Ahmad Al-Shaibani, diretor de mídia do escritório de Al-Sadr em Najaf, acusou as forças de segurança de abrirem fogo sobre peregrinos e sadristas.

"Essa decisão terá grande vantagem: distinguirá e isolará os que alegam estar trabalhando para o JAM, mas de fato não fazem parte do grupo", disse aos repórteres em Najaf, usando as iniciais em árabe para o Exército Mahdi, Jaish Al-Mahdi. "O JAM é um corpo enorme e ativo no Iraque, mas há alguns intrusos que querem criar rachas. Não temos homens mascarados trabalhando conosco. Há pessoas até das forças de ocupação que dizem ser do JAM".

"Anunciamos nossa disposição de cooperar com o Estado para acabar com esses intrusos, que são considerados membros do JAM", disse.

Ele disse que haveria uma suspensão de operações militares, inclusive de ações dirigidas contras as forças de ocupação.

"Se houver ações provocadoras por parte deles, consideraremos isso depois", disse. "As pessoas não devem entender que estamos recorrendo à resistência pacífica. Não é essa nossa estratégia. Seguimos isso no passado e não funcionou. Nossa participação no processo político não significa terminar a resistência à ocupação, mas vamos parar por seis meses".

As forças do governo em Karbala e em outras cidades no sul do Iraque são dominadas pelo Conselho Iraquiano Islâmico Supremo e seu braço armado, a Organização Badr. Muitos combatentes dessa organização são veteranos treinados no Irã, onde moraram como exilados do governo de Saddam Hussein.

As tensões entre o exército Mahdi e a Organização Badr vinham cozinhando há meses. Os dois estão competindo pelo controle das regiões de maioria xiita do centro e do sul do Iraque. Dois governadores de províncias pertencentes ao Conselho Iraquiano Islâmico Supremo foram assassinados no sul do Iraque neste mês, apesar dos sadristas negarem envolvimento nos atentados.

O duelo vai se provar embaraçoso para Al-Maliki se suas forças de segurança não conseguirem controlar o Exército Mahdi e restaurar a ordem em uma cidade sagrada em seu próprio território xiita.

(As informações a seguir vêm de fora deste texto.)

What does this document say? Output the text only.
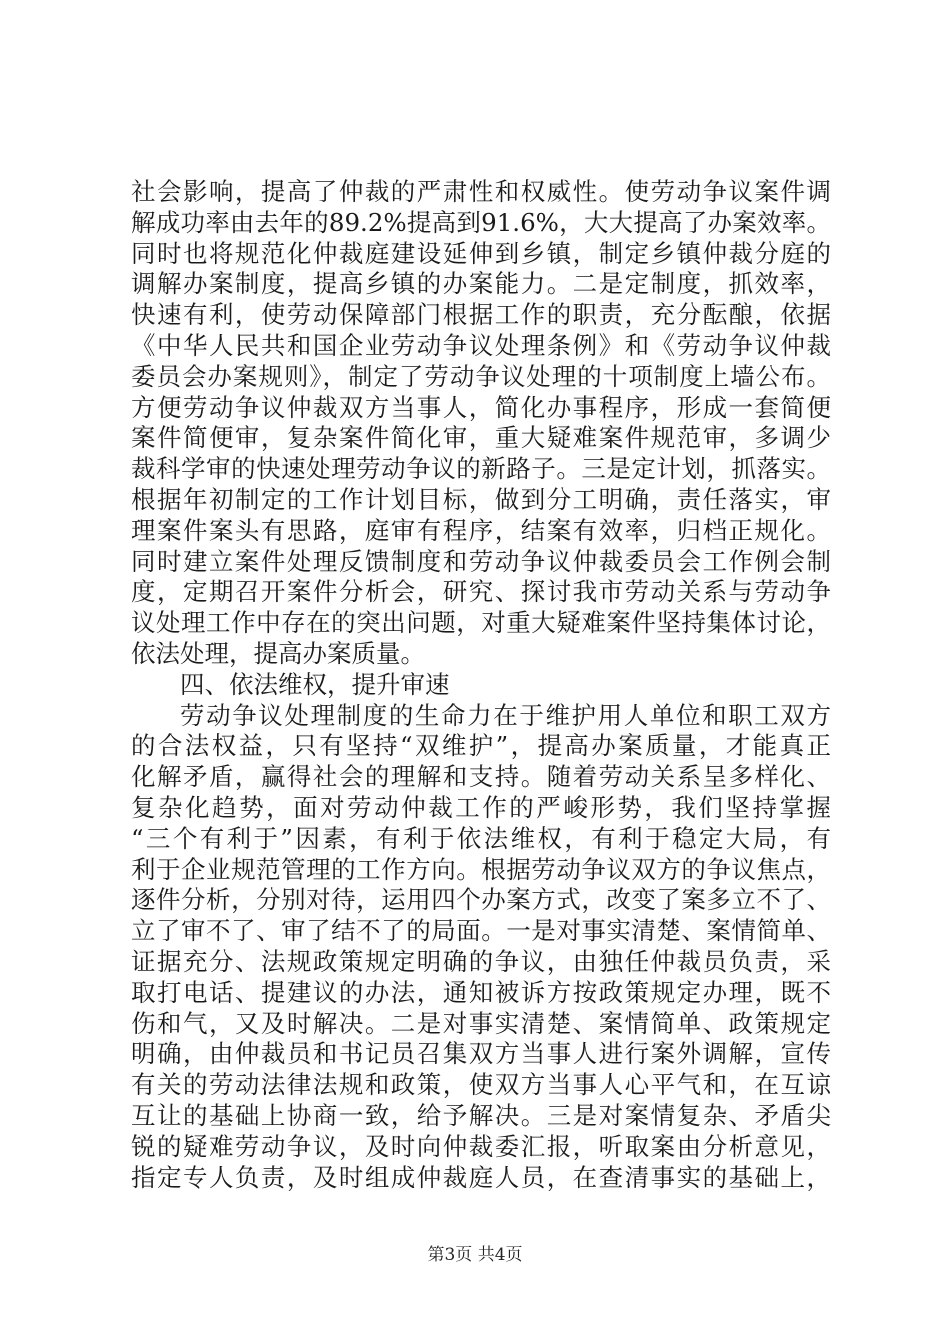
社会影响，提高了仲裁的严肃性和权威性。使劳动争议案件调
解成功率由去年的89.2%提高到91.6%，大大提高了办案效率。
同时也将规范化仲裁庭建设延伸到乡镇，制定乡镇仲裁分庭的
调解办案制度，提高乡镇的办案能力。二是定制度，抓效率，
快速有利，使劳动保障部门根据工作的职责，充分酝酿，依据
《中华人民共和国企业劳动争议处理条例》和《劳动争议仲裁
委员会办案规则》，制定了劳动争议处理的十项制度上墙公布。
方便劳动争议仲裁双方当事人，简化办事程序，形成一套简便
案件简便审，复杂案件简化审，重大疑难案件规范审，多调少
裁科学审的快速处理劳动争议的新路子。三是定计划，抓落实。
根据年初制定的工作计划目标，做到分工明确，责任落实，审
理案件案头有思路，庭审有程序，结案有效率，归档正规化。
同时建立案件处理反馈制度和劳动争议仲裁委员会工作例会制
度，定期召开案件分析会，研究、探讨我市劳动关系与劳动争
议处理工作中存在的突出问题，对重大疑难案件坚持集体讨论，
依法处理，提高办案质量。
四、依法维权，提升审速
劳动争议处理制度的生命力在于维护用人单位和职工双方
的合法权益，只有坚持“双维护”，提高办案质量，才能真正
化解矛盾，赢得社会的理解和支持。随着劳动关系呈多样化、
复杂化趋势，面对劳动仲裁工作的严峻形势，我们坚持掌握
“三个有利于”因素，有利于依法维权，有利于稳定大局，有
利于企业规范管理的工作方向。根据劳动争议双方的争议焦点，
逐件分析，分别对待，运用四个办案方式，改变了案多立不了、
立了审不了、审了结不了的局面。一是对事实清楚、案情简单、
证据充分、法规政策规定明确的争议，由独任仲裁员负责，采
取打电话、提建议的办法，通知被诉方按政策规定办理，既不
伤和气，又及时解决。二是对事实清楚、案情简单、政策规定
明确，由仲裁员和书记员召集双方当事人进行案外调解，宣传
有关的劳动法律法规和政策，使双方当事人心平气和，在互谅
互让的基础上协商一致，给予解决。三是对案情复杂、矛盾尖
锐的疑难劳动争议，及时向仲裁委汇报，听取案由分析意见，
指定专人负责，及时组成仲裁庭人员，在查清事实的基础上，
第3页 共4页
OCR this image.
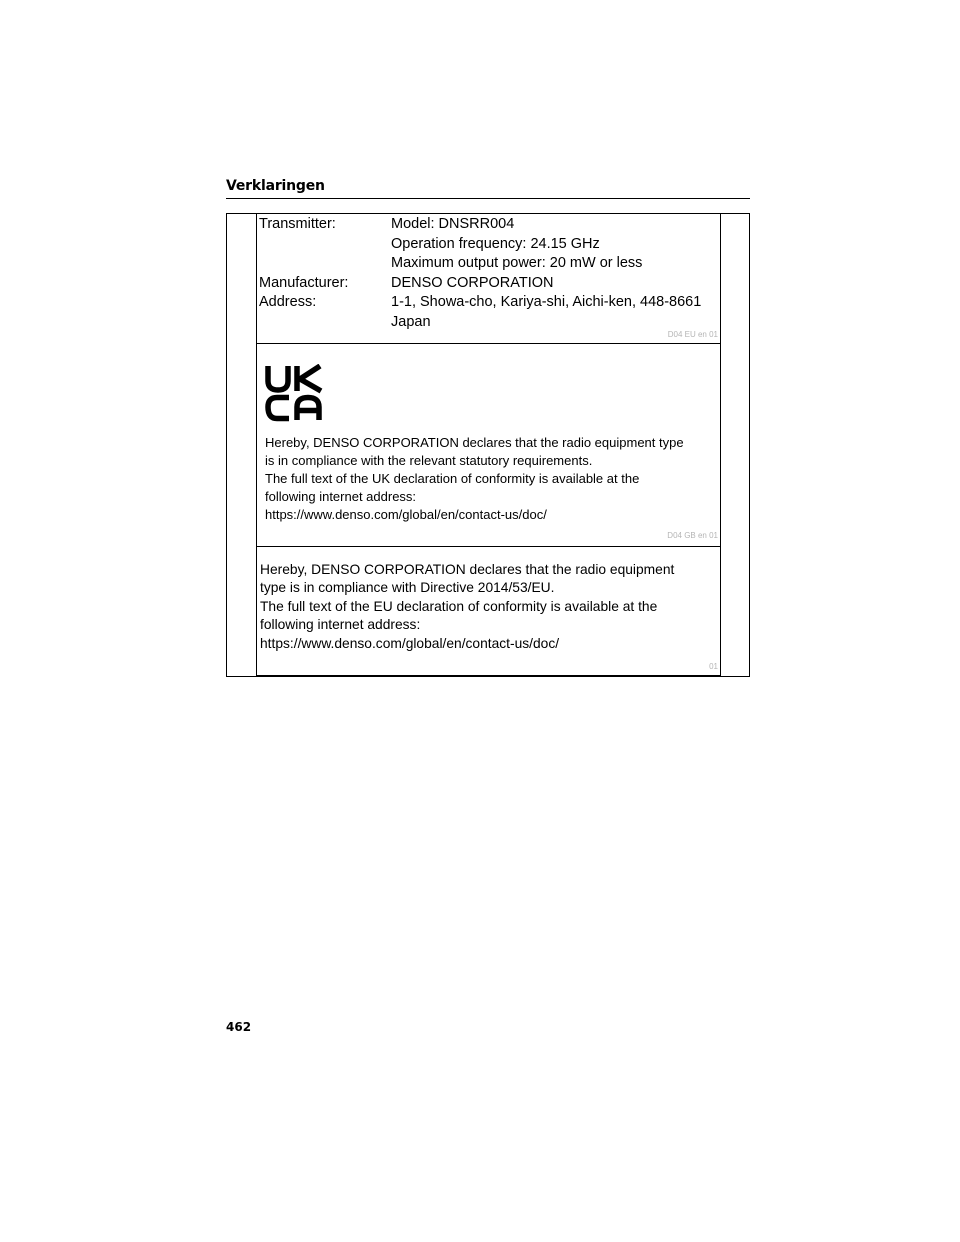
Verklaringen
Transmitter:	Model: DNSRR004
Operation frequency: 24.15 GHz
Maximum output power: 20 mW or less
Manufacturer:	DENSO CORPORATION
Address:	1-1, Showa-cho, Kariya-shi, Aichi-ken, 448-8661
Japan
D04 EU en 01
UK CA

Hereby, DENSO CORPORATION declares that the radio equipment type
is in compliance with the relevant statutory requirements.
The full text of the UK declaration of conformity is available at the
following internet address:
https://www.denso.com/global/en/contact-us/doc/

D04 GB en 01

Hereby, DENSO CORPORATION declares that the radio equipment
type is in compliance with Directive 2014/53/EU.
The full text of the EU declaration of conformity is available at the
following internet address:
https://www.denso.com/global/en/contact-us/doc/

01
462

A violência pareceu espalhar-se para outras cidades, apesar de ataques a mesquitas e escritórios ligados à Organização Badr serem em uma escala bem menor. Em Bagdá, cinco pessoas morreram e 20 ficaram feridas em confrontos entre milícias no bairro de Cidade Sadr, reduto xiita, disse a polícia.

Al-Maliki, que foi para Karbala na quarta-feira, ordenou uma investigação e a demissão do antigo comandante das operações militares em Karbala, general Saleh Khazaal.

Um capitão do exército iraquiano em Karbala, que se recusou a dar seu nome, disse na quarta-feira que o combate começou entre o Exército Mahdi e os guardas do templo. "Subitamente, vimos os atiradores do JAM nos telhados dos hotéis próximos, e armas nas mãos dos peregrinos", disse o capitão. "Parecia que tinham começado a atirar deliberadamente para atacar as forças de segurança, porque essa reação imediata não faz sentido".

Centenas de milhares de peregrinos xiitas tinham chegado a Karbala nos poucos últimos dias para celebrar o nascimento de Muhammad Al-Mahdi, santo do século nove e último dos 12 imames reverenciados pelos xiitas.

As tensões em Karbala começaram na segunda-feira, com confrontos entre os partidários de Sadr e as forças de segurança dominadas por Badr, em torno dos templos. Essas forças estão em constante estado de alerta por causa dos ataques suicidas de insurgentes sunitas em festivais religiosos xiitas nos anos anteriores.

Testemunhas disseram na terça-feira que, enquanto peregrinos reuniam-se na praça entre os dois templos gêmeos de domo dourado, os combatentes do Exército Mahdi assumiram posições em torno dos templos e trocaram fogo com a polícia. Os peregrinos receberam ordens da polícia de deixar a cidade e fugiram em pânico, mas não conseguiram transporte para fora da área, enquanto a polícia montava barricadas para impedir o Exército Mahdi de entrar.

Sadristas disseram que os policiais dos postos de revista e detecção de metais provocaram seus seguidores batendo nos peregrinos que cantavam lemas pró-Sadr. Outros disseram que seguidores do Exército Mahdi que alegavam proteger os peregrinos foram proibidos de levar armas aos templos.

Autoridades iraquianas disseram que esses combates iniciais na noite de segunda-feira, cresceram quando a polícia atacou a mesquita Al-Mukhayam, um reduto do Exército de Mahdi em Karbala, e prendeu cerca de 20 combatentes. O Exército Mahdi rebateu na terça-feira de manhã, atacando as posições das forças de segurança, disse a polícia.
Atiradores também atacaram os escritórios do Conselho Iraquiano Islâmico Supremo e mesquitas na Cidade Sadr, Shuala, Jadriya, Husseiniya, Khadimiya e Diwaniya.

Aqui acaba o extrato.